The real heart of Song of Kali is in its atmosphere. Simmons paints an image of Calcutta as a city that is well past the point of decay, where ten million people live in the worst of conditions in enough space for just a million of them. It's a city and people pushed into complete collapse and Simmons captures it. The book is almost a travel guide to the worst places on earth; Calcutta may not fit the description anymore but such places still exist. The bulk of the novel's consists of
those descriptions and while that could have been tedious I found that it drove the story well.
The plot itself is more intriguing than I would expect given the fact that it could have been distilled down to something around a third of the novel's length without really losing anything. Simmons impressed me with his pacing as he takes detours that feel minor, take up a great deal of time (like the descriptions mentioned before), and yet serve to draw out the tension to the straining point. He'll slide off into a side trip to a museum dedicated to a writer or a lengthy story of a young man in the big city but his prose managed to keep pulling me along to the conclusion.
And what a climax it has. I guessed part of what would occur toward the end of Song of Kali but I was still impressed.

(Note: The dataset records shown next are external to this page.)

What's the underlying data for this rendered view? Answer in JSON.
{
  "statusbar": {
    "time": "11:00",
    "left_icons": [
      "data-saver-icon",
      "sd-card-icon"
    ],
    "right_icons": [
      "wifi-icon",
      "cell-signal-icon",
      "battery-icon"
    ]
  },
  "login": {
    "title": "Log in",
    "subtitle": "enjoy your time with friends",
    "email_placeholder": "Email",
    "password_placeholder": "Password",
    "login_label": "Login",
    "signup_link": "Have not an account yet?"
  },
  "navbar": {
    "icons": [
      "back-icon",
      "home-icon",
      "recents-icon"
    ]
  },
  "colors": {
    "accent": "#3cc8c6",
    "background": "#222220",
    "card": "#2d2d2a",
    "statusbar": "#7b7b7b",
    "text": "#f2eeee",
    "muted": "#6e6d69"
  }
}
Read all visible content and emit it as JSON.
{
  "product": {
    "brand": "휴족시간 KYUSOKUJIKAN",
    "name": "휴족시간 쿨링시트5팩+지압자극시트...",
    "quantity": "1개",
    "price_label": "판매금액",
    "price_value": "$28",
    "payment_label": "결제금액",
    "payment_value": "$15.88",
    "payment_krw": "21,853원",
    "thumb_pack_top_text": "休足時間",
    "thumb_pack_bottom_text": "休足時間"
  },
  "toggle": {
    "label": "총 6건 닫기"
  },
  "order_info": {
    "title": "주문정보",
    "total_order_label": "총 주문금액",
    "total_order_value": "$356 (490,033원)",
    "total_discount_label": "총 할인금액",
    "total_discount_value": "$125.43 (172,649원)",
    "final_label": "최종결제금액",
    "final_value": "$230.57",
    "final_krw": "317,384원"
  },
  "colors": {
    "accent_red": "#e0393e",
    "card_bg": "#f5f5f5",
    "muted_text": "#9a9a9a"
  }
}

By using the poet as the perspective character Simmons gives us a view of a man being pulled into insanity and barely holding on. He is becoming absorbed into the poisonous atmosphere of Calcutta and the reader is getting carried along with it. He is interesting as the rational man being pushed to an edge.
Song of Kali is a very interesting novel of a style that isn't seen very often these days. At one point the "civilized man in a strange and evil foreign land" theme was more common but the only recent use I can think of is the movie Babel. That's understandable since it does inherently contain tones of racism and cultural imperialism. I think that Simmons manages to sidestep those problems by making Song of Kali more about the problems that are inherent to any overpopulated third-world country than India in particular.
I found a lot to like in Song of Kali; it is creepy, depressing, and haunting. The only negative for me was that a reader who needs constant action might not enjoy it. This is a horror novel of atmopshere and it was just what I like.